Wie Sie Ihre Lüftungsanlagen durch ein Retrofit wieder klimafreundlich machen

Veraltete Lüftungsanlagen zählen zu den Energiefressern schlechthin, da der Großteil von ihnen aus Konstruktionen und Funktionsweisen der 90er entspringen. Mit einem Retrofit lassen sich gezielt Bauteile austauschen, sodass die Anlage sowohl in ihrer Performance als auch in ihrem Energieverbrauch signifikant optimiert wird. Mehr dazu in diesem Beitrag.

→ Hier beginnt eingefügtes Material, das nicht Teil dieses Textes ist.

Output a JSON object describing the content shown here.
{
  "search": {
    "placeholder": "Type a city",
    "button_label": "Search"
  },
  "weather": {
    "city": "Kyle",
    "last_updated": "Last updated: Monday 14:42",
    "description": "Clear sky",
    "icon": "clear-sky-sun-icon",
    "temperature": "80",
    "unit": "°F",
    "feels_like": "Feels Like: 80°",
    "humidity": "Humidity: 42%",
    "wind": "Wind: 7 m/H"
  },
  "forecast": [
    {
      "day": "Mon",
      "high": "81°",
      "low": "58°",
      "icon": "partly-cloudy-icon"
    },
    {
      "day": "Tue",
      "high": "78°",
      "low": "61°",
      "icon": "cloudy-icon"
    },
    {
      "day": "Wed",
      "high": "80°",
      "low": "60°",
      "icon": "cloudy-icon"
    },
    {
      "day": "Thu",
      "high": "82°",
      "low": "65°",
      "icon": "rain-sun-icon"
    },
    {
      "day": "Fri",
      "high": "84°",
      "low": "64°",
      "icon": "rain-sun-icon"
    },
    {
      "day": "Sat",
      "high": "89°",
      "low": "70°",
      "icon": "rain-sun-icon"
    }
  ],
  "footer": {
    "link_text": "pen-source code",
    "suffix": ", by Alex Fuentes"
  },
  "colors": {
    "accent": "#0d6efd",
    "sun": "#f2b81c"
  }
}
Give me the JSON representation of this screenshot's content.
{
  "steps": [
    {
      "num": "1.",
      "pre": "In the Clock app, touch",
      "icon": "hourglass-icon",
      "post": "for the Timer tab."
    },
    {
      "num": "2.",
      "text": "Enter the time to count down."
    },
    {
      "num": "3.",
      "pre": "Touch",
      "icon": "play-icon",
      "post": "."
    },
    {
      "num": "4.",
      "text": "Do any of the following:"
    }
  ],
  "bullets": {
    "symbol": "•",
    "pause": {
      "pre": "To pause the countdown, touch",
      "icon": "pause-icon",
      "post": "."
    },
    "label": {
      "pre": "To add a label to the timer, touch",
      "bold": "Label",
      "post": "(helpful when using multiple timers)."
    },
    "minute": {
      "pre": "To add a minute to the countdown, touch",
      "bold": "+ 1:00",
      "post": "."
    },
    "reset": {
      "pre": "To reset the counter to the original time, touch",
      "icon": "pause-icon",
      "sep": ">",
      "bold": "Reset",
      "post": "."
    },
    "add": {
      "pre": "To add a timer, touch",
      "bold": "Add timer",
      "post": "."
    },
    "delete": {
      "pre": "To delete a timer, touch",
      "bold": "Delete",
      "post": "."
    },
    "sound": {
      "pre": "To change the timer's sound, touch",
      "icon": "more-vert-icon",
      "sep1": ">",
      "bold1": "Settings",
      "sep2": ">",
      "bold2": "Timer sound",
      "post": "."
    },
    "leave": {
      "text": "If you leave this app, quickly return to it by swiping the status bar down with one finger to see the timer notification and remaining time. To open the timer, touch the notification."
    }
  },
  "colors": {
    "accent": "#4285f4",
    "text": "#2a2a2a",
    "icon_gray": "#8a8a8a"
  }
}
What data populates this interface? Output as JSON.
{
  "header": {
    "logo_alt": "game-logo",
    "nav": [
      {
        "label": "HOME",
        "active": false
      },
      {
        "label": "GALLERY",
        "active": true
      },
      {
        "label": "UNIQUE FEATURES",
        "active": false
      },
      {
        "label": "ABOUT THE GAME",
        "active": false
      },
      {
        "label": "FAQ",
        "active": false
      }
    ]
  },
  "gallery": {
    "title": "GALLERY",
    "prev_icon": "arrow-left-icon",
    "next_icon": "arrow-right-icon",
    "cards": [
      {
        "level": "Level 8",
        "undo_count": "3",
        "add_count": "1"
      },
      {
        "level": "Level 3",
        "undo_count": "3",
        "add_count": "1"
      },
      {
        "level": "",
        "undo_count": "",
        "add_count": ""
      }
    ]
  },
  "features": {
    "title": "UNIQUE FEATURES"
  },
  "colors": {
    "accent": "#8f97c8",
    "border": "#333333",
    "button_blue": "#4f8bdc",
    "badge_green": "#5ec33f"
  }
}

Von Betreibern von Lüftungs- und Klimaanlagen wird gemäß des Energieeinspargesetzes (GEG, § 74) eine regelmäßige Inspektion zur Aufrechterhaltung der energetischen Qualität der Anlage gefordert, sobald die Nennleistung für den Kühlbedarf zwölf Kilowatt übersteigt. Die Ergebnisprotokolle zeigen, dass vor allem riemengetriebene Ventilatoren in Lüftungsanlagen älterer Bauart die Hauptverursacher von zu hohen Energieverbräuchen sind. Was können Betriebe an dieser Stelle tun?

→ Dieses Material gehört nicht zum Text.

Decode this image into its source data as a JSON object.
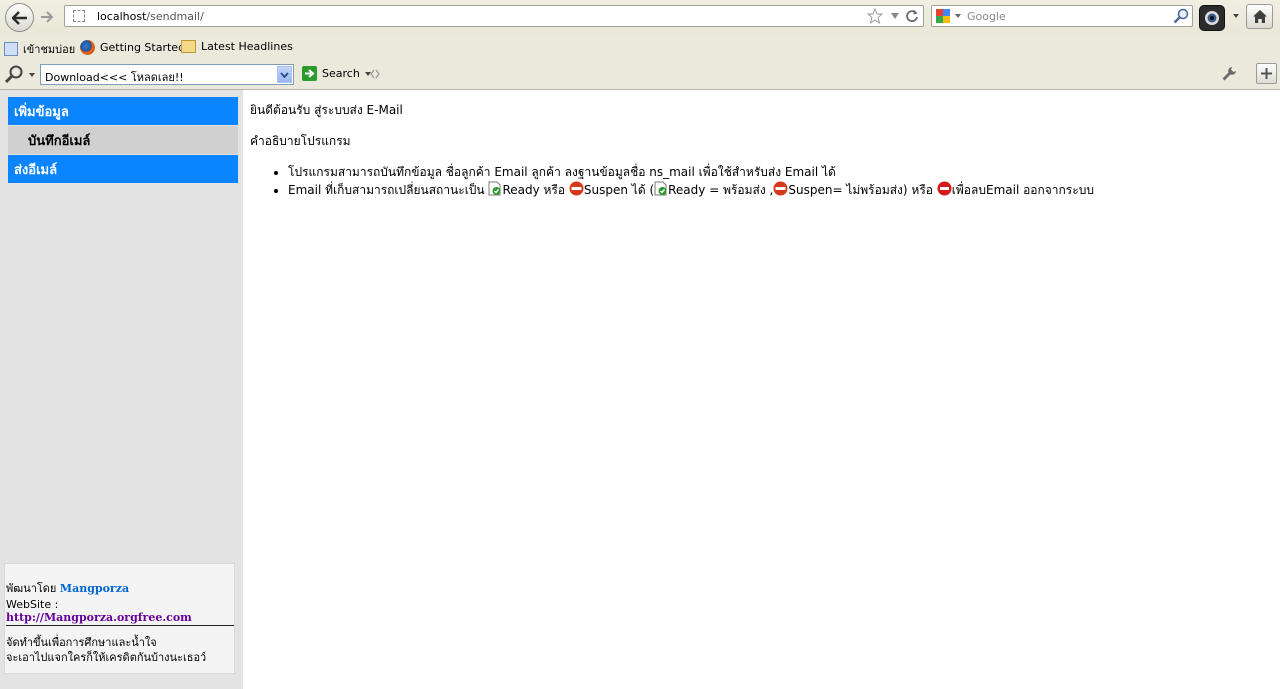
{
  "browser": {
    "url_host": "localhost",
    "url_path": "/sendmail/",
    "search_placeholder": "Google",
    "bookmarks": [
      {
        "label": "เข้าชมบ่อย"
      },
      {
        "label": "Getting Started"
      },
      {
        "label": "Latest Headlines"
      }
    ],
    "toolbar": {
      "dropdown_value": "Download<<<  โหลดเลย!!",
      "search_label": "Search"
    }
  },
  "sidebar": {
    "items": [
      {
        "label": "เพิ่มข้อมูล"
      },
      {
        "label": "บันทึกอีเมล์"
      },
      {
        "label": "ส่งอีเมล์"
      }
    ],
    "footer": {
      "dev_prefix": "พัฒนาโดย",
      "dev_name": "Mangporza",
      "website_prefix": "WebSite :",
      "website_url": "http://Mangporza.orgfree.com",
      "note_line1": "จัดทำขึ้นเพื่อการศึกษาและน้ำใจ",
      "note_line2": "จะเอาไปแจกใครก็ให้เครดิตกันบ้างนะเธอว์"
    }
  },
  "main": {
    "welcome": "ยินดีต้อนรับ สู่ระบบส่ง E-Mail",
    "description_title": "คำอธิบายโปรแกรม",
    "bullet1": "โปรแกรมสามารถบันทึกข้อมูล ชื่อลูกค้า Email ลูกค้า ลงฐานข้อมูลชื่อ ns_mail เพื่อใช้สำหรับส่ง Email ได้",
    "bullet2": {
      "t1": "Email ที่เก็บสามารถเปลี่ยนสถานะเป็น ",
      "t2": "Ready หรือ ",
      "t3": "Suspen ได้ (",
      "t4": "Ready = พร้อมส่ง ,",
      "t5": "Suspen= ไม่พร้อมส่ง) หรือ ",
      "t6": "เพื่อลบEmail ออกจากระบบ"
    }
  },
  "colors": {
    "menu_blue": "#0a84ff",
    "link_blue": "#0066cc",
    "link_purple": "#660099"
  }
}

Gezieltes Retrofitting bei RLT-Anlagen

Die Erkenntnis, dass sich auch bei älteren raumlufttechnischen Anlagen (RLT) in den meisten Fällen bereits ein Austausch der Ventilatoren lohnt, besteht schon länger. Besonders spürbar sind die Vorteile dann, wenn im Zuge des Retrofits energieeffiziente Ventilatoren mit drehzahlgeregelten EC-Motoren verwendet werden. Durch diese Steuerbarkeit kann die Luftmenge an den jeweiligen Bedarf oder die entsprechende Tätigkeit angepasst werden. Durch diesen Prozess werden erhebliche Mengen Energie eingespart, was sich auch schlussendlich an den Kosten bemerkbar macht.

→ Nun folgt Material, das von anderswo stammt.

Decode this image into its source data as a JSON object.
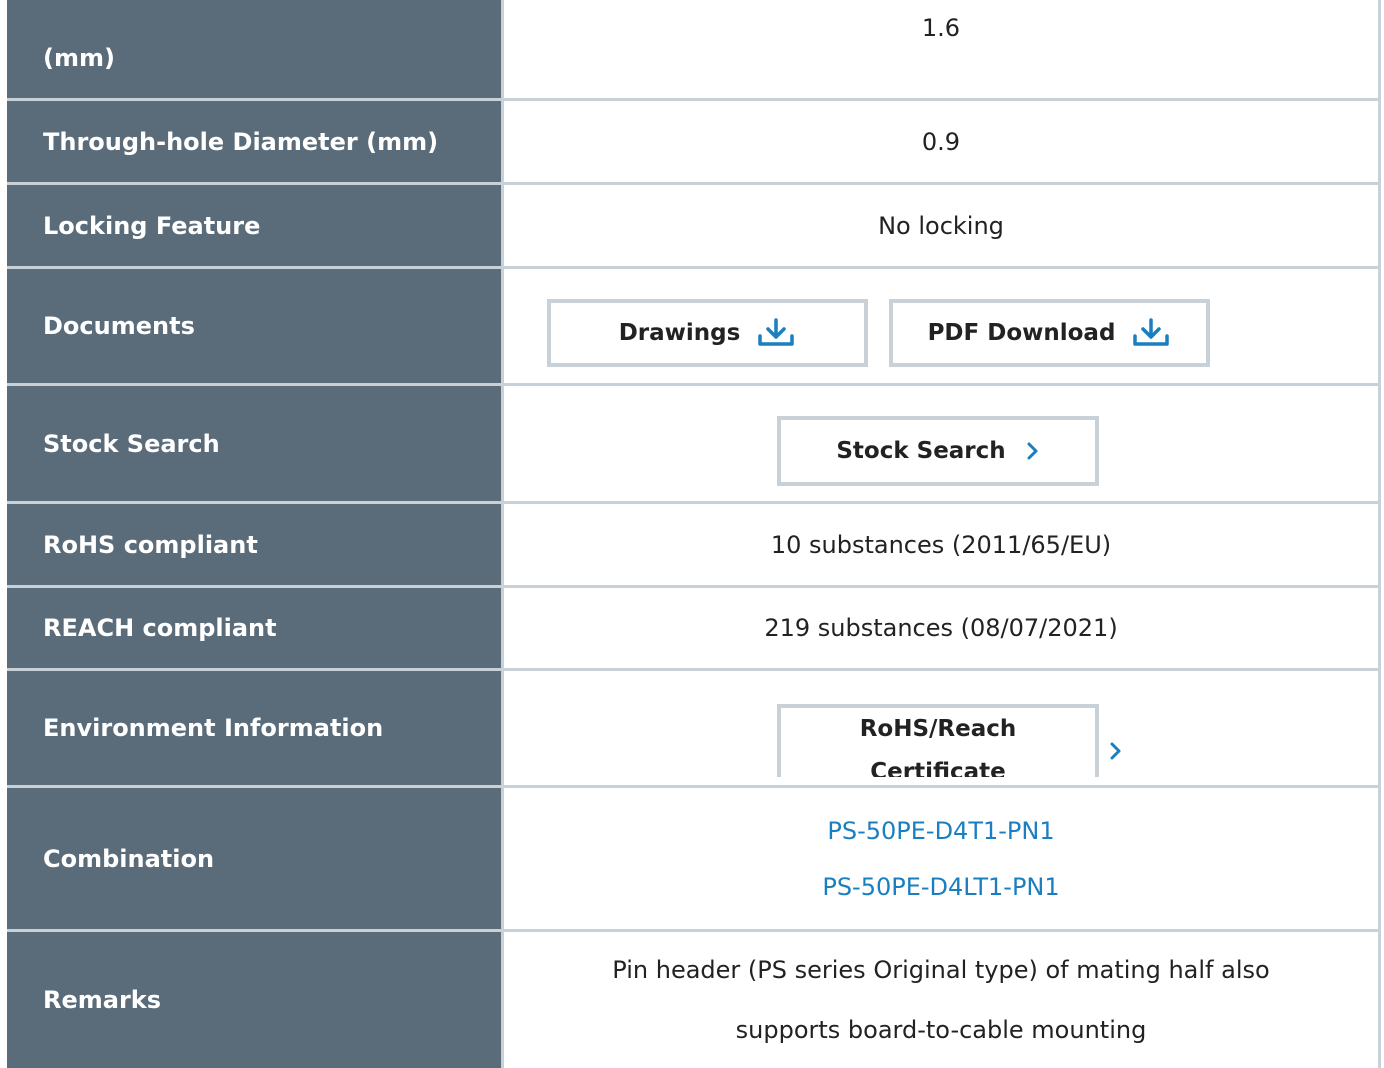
{
  "rows": {
    "pcb_thickness": {
      "label_partial": "(mm)",
      "value": "1.6"
    },
    "through_hole": {
      "label": "Through-hole Diameter (mm)",
      "value": "0.9"
    },
    "locking": {
      "label": "Locking Feature",
      "value": "No locking"
    },
    "documents": {
      "label": "Documents",
      "drawings_label": "Drawings",
      "pdf_label": "PDF Download"
    },
    "stock": {
      "label": "Stock Search",
      "button_label": "Stock Search"
    },
    "rohs": {
      "label": "RoHS compliant",
      "value": "10 substances (2011/65/EU)"
    },
    "reach": {
      "label": "REACH compliant",
      "value": "219 substances (08/07/2021)"
    },
    "environment": {
      "label": "Environment Information",
      "button_line1": "RoHS/Reach",
      "button_line2": "Certificate"
    },
    "combination": {
      "label": "Combination",
      "links": [
        "PS-50PE-D4T1-PN1",
        "PS-50PE-D4LT1-PN1"
      ]
    },
    "remarks": {
      "label": "Remarks",
      "line1": "Pin header (PS series Original type) of mating half also",
      "line2": "supports board-to-cable mounting"
    }
  },
  "icons": {
    "download": "download-icon",
    "chevron": "chevron-right-icon"
  },
  "colors": {
    "label_bg": "#5a6b79",
    "border": "#c9d1d8",
    "link": "#1a7fc1",
    "icon_accent": "#1a7fc1"
  }
}
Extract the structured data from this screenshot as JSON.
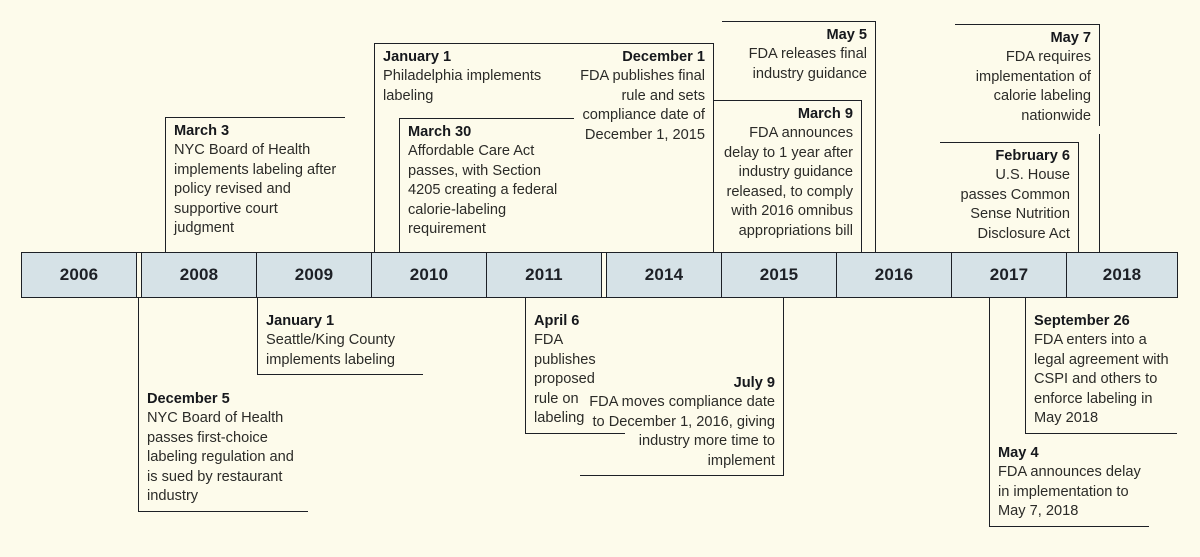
{
  "figure": {
    "name": "calorie-labeling-policy-timeline",
    "background_color": "#fdfbeb",
    "bar_color": "#d6e2e7",
    "line_color": "#1d2026"
  },
  "axis": {
    "years": [
      {
        "label": "2006"
      },
      {
        "label": "2008"
      },
      {
        "label": "2009"
      },
      {
        "label": "2010"
      },
      {
        "label": "2011"
      },
      {
        "label": "2014"
      },
      {
        "label": "2015"
      },
      {
        "label": "2016"
      },
      {
        "label": "2017"
      },
      {
        "label": "2018"
      }
    ]
  },
  "events_above": [
    {
      "date": "March 3",
      "text": "NYC Board of Health implements labeling after policy revised and supportive court judgment",
      "year": "2008",
      "align": "left"
    },
    {
      "date": "January 1",
      "text": "Philadelphia implements labeling",
      "year": "2010",
      "align": "left"
    },
    {
      "date": "March 30",
      "text": "Affordable Care Act passes, with Section 4205 creating a federal calorie-labeling requirement",
      "year": "2010",
      "align": "left"
    },
    {
      "date": "December 1",
      "text": "FDA publishes final rule and sets compliance date of December 1, 2015",
      "year": "2014",
      "align": "right"
    },
    {
      "date": "May 5",
      "text": "FDA releases final industry guidance",
      "year": "2016",
      "align": "right"
    },
    {
      "date": "March 9",
      "text": "FDA announces delay to 1 year after industry guidance released, to comply with 2016 omnibus appropriations bill",
      "year": "2016",
      "align": "right"
    },
    {
      "date": "May 7",
      "text": "FDA requires implementation of calorie labeling nationwide",
      "year": "2018",
      "align": "right"
    },
    {
      "date": "February 6",
      "text": "U.S. House passes Common Sense Nutrition Disclosure Act",
      "year": "2018",
      "align": "right"
    }
  ],
  "events_below": [
    {
      "date": "December 5",
      "text": "NYC Board of Health passes first-choice labeling regulation and is sued by restaurant industry",
      "year": "2006",
      "align": "left"
    },
    {
      "date": "January 1",
      "text": "Seattle/King County implements labeling",
      "year": "2009",
      "align": "left"
    },
    {
      "date": "April 6",
      "text": "FDA publishes proposed rule on labeling",
      "year": "2011",
      "align": "left"
    },
    {
      "date": "July 9",
      "text": "FDA moves compliance date to December 1, 2016, giving industry more time to implement",
      "year": "2015",
      "align": "right"
    },
    {
      "date": "September 26",
      "text": "FDA enters into a legal agreement with CSPI and others to enforce labeling in May 2018",
      "year": "2017",
      "align": "left"
    },
    {
      "date": "May 4",
      "text": "FDA announces delay in implementation to May 7, 2018",
      "year": "2017",
      "align": "left"
    }
  ]
}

Bei einer EC-Ventilatorwand beispielsweise sparen Betriebe nicht nur Energie, sondern sorgen zusätzlich für einen insgesamt leiseren Betrieb. Diese sogenannte Fan-Wall zeichnet sich durch viele kleine, parallel angeordnete EC-Ventilatoren aus. Fällt einer der Ventilatoren aus, können die übrigen funktionstüchtigen Ventilatoren die Leistung ausgleichen – ein enormer Vorteil für die Sicherheit und die Stabilität der Belüftung! Ein weiteres Plus: Direktbetriebene EC-Ventilatoren verspüren im Gegensatz zu älteren, riemengetriebenen Modellen keinen Abrieb am Material, sodass an dieser Stelle weniger Materialverschleiß und somit auch weniger Müll für die Umwelt entsteht.

Die Umrüstung lohnt sich in vielerlei Hinsicht

Retrofitting lohnt sich nicht nur deshalb, weil der Energieverbrauch signifikant eingespart werden kann. Auch die daraus resultierenden Amortisationszeiten sowie die peripheren Optimierungen im Betrieb sprechen für ein Retrofitting. Viele Hersteller bieten für diesen Vorgang bereits spezielle Umrüstsätze an, die den Austausch von Ventilatoren im Gebäude in kürzester Zeit möglich machen und dabei nur wenig bis überhaupt nicht den laufenden Betrieb stören. 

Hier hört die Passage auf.